TO TAKE over a legacy House is no easy task. So when asked to bring the oldest running French courtier to the forefront of today, Peter Copping had a feat.

Naturally he felt like the first place to look was to its founder, Jeanne Lanvin and for his debut autumn-winter 2025 collection he paid homage to her and the her intimate sense of style.

Unlike her contemporaries, what was so special about her was her all-encompassing vision. Her career began by making clothes for her daughter which ignited mothers to flock and ask for similar versions for themselves, and within a decade she began designing menswear, lingerie and even home décor – the essence of Lanvin was never constricted to the runway, but was felt throughout every walk of life.

Within this wealth of design, Copping was drawn to the signature blue first seen in the 1920s. With the shade symbolising nature and its many parts, from ocean to sky, the British Artistic Director wanted to renew the motif and see it evolve and be a marker of representation of the passage of time.

This wasn’t the only inherent part of the brand he wanted to push into today, he was keen to note that the Maison isn’t “a house, but also a home”, seeking to bring the nuances from Jeanne’s life to the future and honouring her description of elegance: le chic ultime.

So where did this leave the collection? It was bursting with references from Jeanne’s vision during the 1920s and 30s and oozing with nods to the Art Deco era.
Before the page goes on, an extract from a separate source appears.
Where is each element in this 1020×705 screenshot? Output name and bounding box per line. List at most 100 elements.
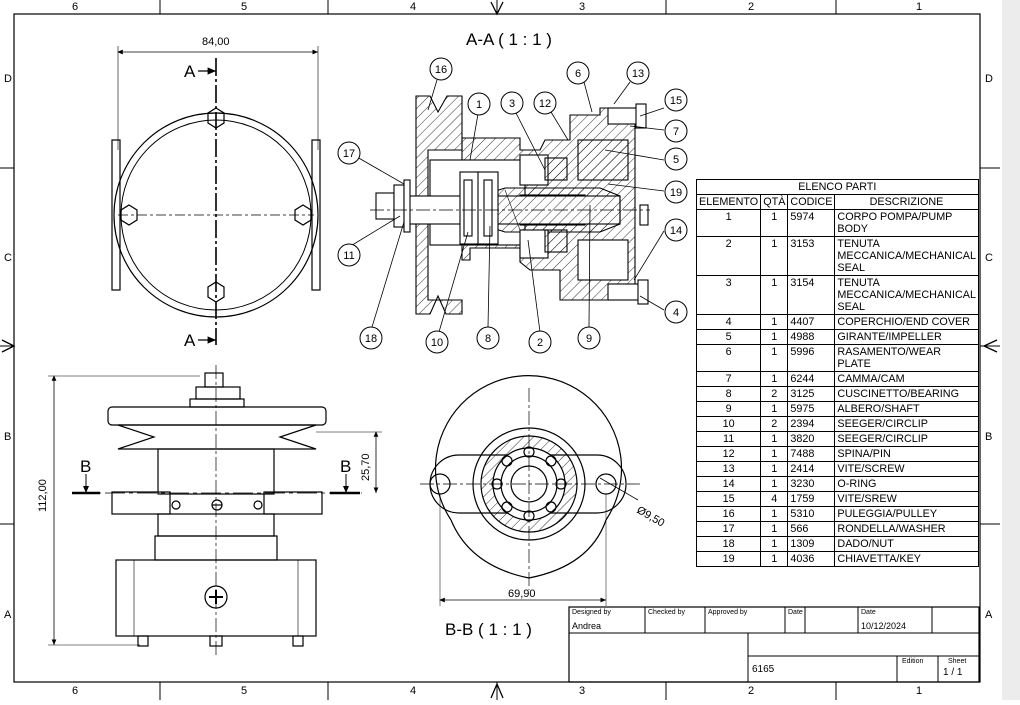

Rich pairings of black and gold in the women’s eveningwear, symmetrical embroidery mixed with frilly lace, dropped waists and floor sweeping lengths; and of course, more obvious signs like prints inspired by Tamara de Lempicka paintings. Favoured capes made a flattering return and kitten heels brought mobility.

Menswear was a first for Copping whose legacy has seen him earn his stripes making gowns for the likes of Oscar de la Renta and Nina Ricci. Although this side of the collection lacked the full-throttle history lesson of the past, it was a well-executed line up of pieces men like to wear – like intarsia jumpers, dinner jackets and leather outerwear.  

As far as debuts go, this was a spectacular reminder of Lanvin’s history whilst allowing the audience to erupt with excitement about the future of Copping’s tenure here.